Speaking with Zan Rowe for Double J’s J Files, Stevens said he’s thinking of returning down under once he’s wrapped up most of the international commitments for his latest album, Carrie & Lowell.

“We’ve been talking about 2016, coming out for the summer and playing in the other cities,” Stevens said. “I had such an incredible time travelling around to Adelaide and Melbourne and Perth during the Age Of Adz tour, it was one of the highlights of my touring life, so I definitely want to come back.”

Turning his attention to his forthcoming Vivid LIVE shows, which begin on 22nd May, Stevens said he will be playing Carrie & Lowell in full at each of the shows, with a stripped-back supporting crew.

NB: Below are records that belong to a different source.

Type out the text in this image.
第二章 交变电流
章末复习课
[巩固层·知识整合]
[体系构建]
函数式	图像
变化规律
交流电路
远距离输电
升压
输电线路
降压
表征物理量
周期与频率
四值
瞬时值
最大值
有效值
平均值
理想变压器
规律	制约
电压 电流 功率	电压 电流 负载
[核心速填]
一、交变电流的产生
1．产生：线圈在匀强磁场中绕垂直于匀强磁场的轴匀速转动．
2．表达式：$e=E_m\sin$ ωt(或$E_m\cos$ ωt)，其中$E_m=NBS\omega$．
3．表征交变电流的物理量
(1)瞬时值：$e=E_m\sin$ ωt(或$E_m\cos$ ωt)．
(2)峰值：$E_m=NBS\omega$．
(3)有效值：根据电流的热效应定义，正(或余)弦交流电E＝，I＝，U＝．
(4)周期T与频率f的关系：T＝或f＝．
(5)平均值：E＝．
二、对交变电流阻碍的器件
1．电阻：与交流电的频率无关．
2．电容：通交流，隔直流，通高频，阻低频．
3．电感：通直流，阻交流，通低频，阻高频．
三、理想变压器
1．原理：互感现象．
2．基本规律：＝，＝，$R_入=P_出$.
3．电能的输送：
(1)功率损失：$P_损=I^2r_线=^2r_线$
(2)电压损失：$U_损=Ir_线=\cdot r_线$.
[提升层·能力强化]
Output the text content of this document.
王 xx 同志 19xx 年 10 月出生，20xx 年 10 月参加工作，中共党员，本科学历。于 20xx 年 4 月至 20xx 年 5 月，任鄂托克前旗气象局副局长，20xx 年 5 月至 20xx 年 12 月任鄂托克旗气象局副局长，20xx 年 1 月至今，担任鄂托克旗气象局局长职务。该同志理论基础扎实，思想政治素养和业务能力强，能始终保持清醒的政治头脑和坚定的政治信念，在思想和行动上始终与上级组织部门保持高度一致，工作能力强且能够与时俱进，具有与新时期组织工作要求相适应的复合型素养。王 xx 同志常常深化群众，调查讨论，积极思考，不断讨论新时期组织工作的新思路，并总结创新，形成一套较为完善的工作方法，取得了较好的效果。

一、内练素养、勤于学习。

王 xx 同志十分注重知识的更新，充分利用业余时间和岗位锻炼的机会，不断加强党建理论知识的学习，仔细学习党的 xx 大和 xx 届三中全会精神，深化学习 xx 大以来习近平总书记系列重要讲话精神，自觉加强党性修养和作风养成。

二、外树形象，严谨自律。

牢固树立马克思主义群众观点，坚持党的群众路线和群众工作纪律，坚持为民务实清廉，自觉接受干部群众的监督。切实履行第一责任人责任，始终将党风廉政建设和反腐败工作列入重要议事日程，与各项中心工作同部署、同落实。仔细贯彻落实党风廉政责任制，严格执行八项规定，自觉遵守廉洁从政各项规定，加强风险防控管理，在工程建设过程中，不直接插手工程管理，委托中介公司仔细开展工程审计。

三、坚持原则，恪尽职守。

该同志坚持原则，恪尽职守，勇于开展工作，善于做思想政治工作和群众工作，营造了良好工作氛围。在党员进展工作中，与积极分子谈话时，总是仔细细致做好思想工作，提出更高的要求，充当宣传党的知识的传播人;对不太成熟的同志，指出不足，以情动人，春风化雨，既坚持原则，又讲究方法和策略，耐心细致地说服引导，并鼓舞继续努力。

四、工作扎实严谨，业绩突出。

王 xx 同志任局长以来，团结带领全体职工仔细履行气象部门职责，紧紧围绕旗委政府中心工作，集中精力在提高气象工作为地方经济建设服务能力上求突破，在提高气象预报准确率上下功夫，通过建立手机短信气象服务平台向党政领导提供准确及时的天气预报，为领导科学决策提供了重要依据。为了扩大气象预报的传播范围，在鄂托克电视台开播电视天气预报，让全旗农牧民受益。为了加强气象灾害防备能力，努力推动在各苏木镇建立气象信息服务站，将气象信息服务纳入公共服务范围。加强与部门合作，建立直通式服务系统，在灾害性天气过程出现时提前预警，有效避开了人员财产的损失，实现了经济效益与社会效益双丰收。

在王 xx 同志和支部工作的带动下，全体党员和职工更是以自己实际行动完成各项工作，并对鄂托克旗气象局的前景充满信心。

“The band is really small, there’s five of us,” Stevens said. “It’s mostly deliberately simple and austere. We are playing the record in its entirety, which has been really, really difficult. But the show has a lot more dynamic range than the record.

“I’ve hired a lighting designer and there are moments that are extremely augmented to fill the environment of the space of the theatre. We allow for the songs – especially the kind of ambient, new age moments in the record – we love for them to develop more robustly onstage than they do on the record.”

Stevens said that performing Carrie & Lowell, which largely focuses on the relationship he had with his mother, who left him when he was still a child, has helped him heal.

“We’ve been doing three weeks now and I feel really relieved,” Stevens said. “I feel a sense of catharsis. I think it has a lot to do with a shared experience in a room with other people, with the public. There is a kind of camaraderie that’s necessary and fundamental to playing live.

“I think that’s necessary in the healing process – to forgive and accept, but also to relinquish your pain into the world, into the universe. There’s a process in performing this music that allows me to lose possession of the experience itself. To give it away.

“So far that seems to be working. We’ll see if I have a panic attack and a nervous breakdown a month from now. But so far it’s been really helpful and cathartic.”

Stevens last performed in Australia in 2012, as part of the Planetarium project with long-term collaborators Bryce Dessner and Nico Muhly.